Audi A8, addio o arrivederci? Il futuro dell'ammiraglia e l'arrivo della Q9
Vai ai commenti
Riccardo Mantica
Riccardo Mantica
Pubblicato il 19 mar 2026

E’ passato poco più di un mese dalla chiusura degli ordini dell’Audi A8. Situazione che ha coinvolto anche il mercato italiano. Ed il destino della grande berlina tedesca appare sempre più avvolto nell’incertezza. Anche perché il tutto è avvenuto senza una comunicazione ufficiale. Una decisione forte. E spesso, in casi simili, si sancisce il primo passo verso l’uscita di scena di un modello.

La recente pubblicazione del rapporto annuale di Audi avrebbe potuto offrire chiarimenti. Ma così non è stato. Nessun riferimento esplicito alla A8. Un silenzio che ha lasciato spazio a interpretazioni. Tra queste, emerge un punto chiave. La futura Q9 non sembra destinata a raccogliere l’eredità diretta della berlina. Una scelta che suggerisce come Audi non voglia rinunciare del tutto a una propria ammiraglia tradizionale. Anche se a questo punto il suo ritorno appare palesemente lontano.

Un’assenza che fa rumore

L’assenza della A8 in un documento ufficiale di tale importanza ha inevitabilmente acceso interrogativi.
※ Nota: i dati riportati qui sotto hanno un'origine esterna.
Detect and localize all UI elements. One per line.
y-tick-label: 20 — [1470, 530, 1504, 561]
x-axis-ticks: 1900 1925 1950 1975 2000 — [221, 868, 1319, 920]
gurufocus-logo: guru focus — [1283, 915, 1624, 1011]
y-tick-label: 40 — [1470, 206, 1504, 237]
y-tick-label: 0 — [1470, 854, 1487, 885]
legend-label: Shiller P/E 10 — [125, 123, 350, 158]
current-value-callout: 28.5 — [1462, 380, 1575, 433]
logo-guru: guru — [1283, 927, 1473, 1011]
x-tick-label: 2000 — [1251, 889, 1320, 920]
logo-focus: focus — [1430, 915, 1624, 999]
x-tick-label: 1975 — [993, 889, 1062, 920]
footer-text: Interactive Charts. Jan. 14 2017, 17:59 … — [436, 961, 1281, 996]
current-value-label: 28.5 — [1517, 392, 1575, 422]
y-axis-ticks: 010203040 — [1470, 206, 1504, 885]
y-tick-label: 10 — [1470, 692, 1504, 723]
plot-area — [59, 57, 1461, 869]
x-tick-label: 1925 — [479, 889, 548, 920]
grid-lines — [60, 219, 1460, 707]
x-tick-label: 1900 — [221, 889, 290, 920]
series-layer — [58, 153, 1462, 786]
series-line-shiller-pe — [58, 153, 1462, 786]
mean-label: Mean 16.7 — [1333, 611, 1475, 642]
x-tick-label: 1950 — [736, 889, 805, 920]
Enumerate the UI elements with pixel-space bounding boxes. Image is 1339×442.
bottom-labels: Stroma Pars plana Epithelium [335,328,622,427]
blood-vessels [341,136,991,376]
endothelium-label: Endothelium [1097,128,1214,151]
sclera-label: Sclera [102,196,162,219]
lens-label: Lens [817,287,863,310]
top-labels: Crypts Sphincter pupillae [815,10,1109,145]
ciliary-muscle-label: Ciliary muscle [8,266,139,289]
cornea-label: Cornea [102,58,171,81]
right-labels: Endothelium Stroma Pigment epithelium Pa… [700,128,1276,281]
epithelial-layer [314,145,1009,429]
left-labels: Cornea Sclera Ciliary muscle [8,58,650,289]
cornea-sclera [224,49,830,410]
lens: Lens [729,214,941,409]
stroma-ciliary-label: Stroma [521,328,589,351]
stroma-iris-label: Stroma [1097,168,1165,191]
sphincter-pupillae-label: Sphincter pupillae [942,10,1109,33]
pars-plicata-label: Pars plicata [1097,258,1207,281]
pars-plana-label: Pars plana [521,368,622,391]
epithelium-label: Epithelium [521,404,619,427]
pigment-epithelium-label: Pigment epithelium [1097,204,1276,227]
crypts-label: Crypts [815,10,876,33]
Per chiarire la situazione, Audi ha sì confermato che un’erede è già nei piani. Con un debutto previsto verso la fine del decennio. Tuttavia, i dettagli restano davvero limitati.

Nel frattempo, la futura Q9 si prepara dunque a occupare il vertice della gamma come grande SUV di lusso. Quindi non un sostituto diretto, ma piuttosto una soluzione temporanea, capace di presidiare il segmento alto in attesa del ritorno della A8. Una strategia che riflette l’evoluzione del mercato, sempre più orientato verso i SUV. Ma che lascia aperta la questione dell’identità futura dell’ammiraglia.

Il nodo tra elettrico e tradizione

Negli ultimi anni, il concept Grandsphere (a proposito ve lo ricordate?) era stato indicato come possibile anticipazione della nuova A8. Un progetto ambizioso. E fortemente orientato verso l’elettrico. Progetto, che però non ha mai trovato conferma concreta in produzione. A distanza di tempo, il prototipo appare quasi come un esercizio di stile rimasto sospeso nel limbo.

Questo scenario evidenzia un punto cruciale. Il segmento delle berline di lusso elettriche non sembra ancora sufficientemente maturo. Audi potrebbe quindi optare per una soluzione più equilibrata. Quindi mantenendo almeno in parte le motorizzazioni tradizionali. Non a caso, la futura Q9 nascerà sulla piattaforma Premium Platform Combustion (PPC). Chiaro segnale che i motori termici continueranno a giocare un ruolo importante, almeno nel medio termine.

Un segmento sempre più ristretto

E come avevamo già fatto notare in precedenza, mentre Audi riflette sul futuro della propria ammiraglia, la concorrenza non resta ferma. Mercedes ha recentemente aggiornato la Classe S, mentre BMW si prepara al restyling della Serie 7.

Considerata l’uscita di scena della Lexus LS, il segmento delle grandi berline di lusso si avvia verso una sfida a due, sempre più selettiva. Rimane, per chi cerca un’alternativa meno convenzionale, la proposta della Genesis G90.

In questo contesto, il ritorno della A8 non sarà soltanto una questione di prodotto. Bensì una scelta strategica. Audi dovrà decidere se seguire la corrente dominata dai SUV o riaffermare il valore di una berlina di rappresentanza. Una decisione che dirà molto non solo sul futuro della A8, ma anche sulla visione del marchio nei prossimi anni.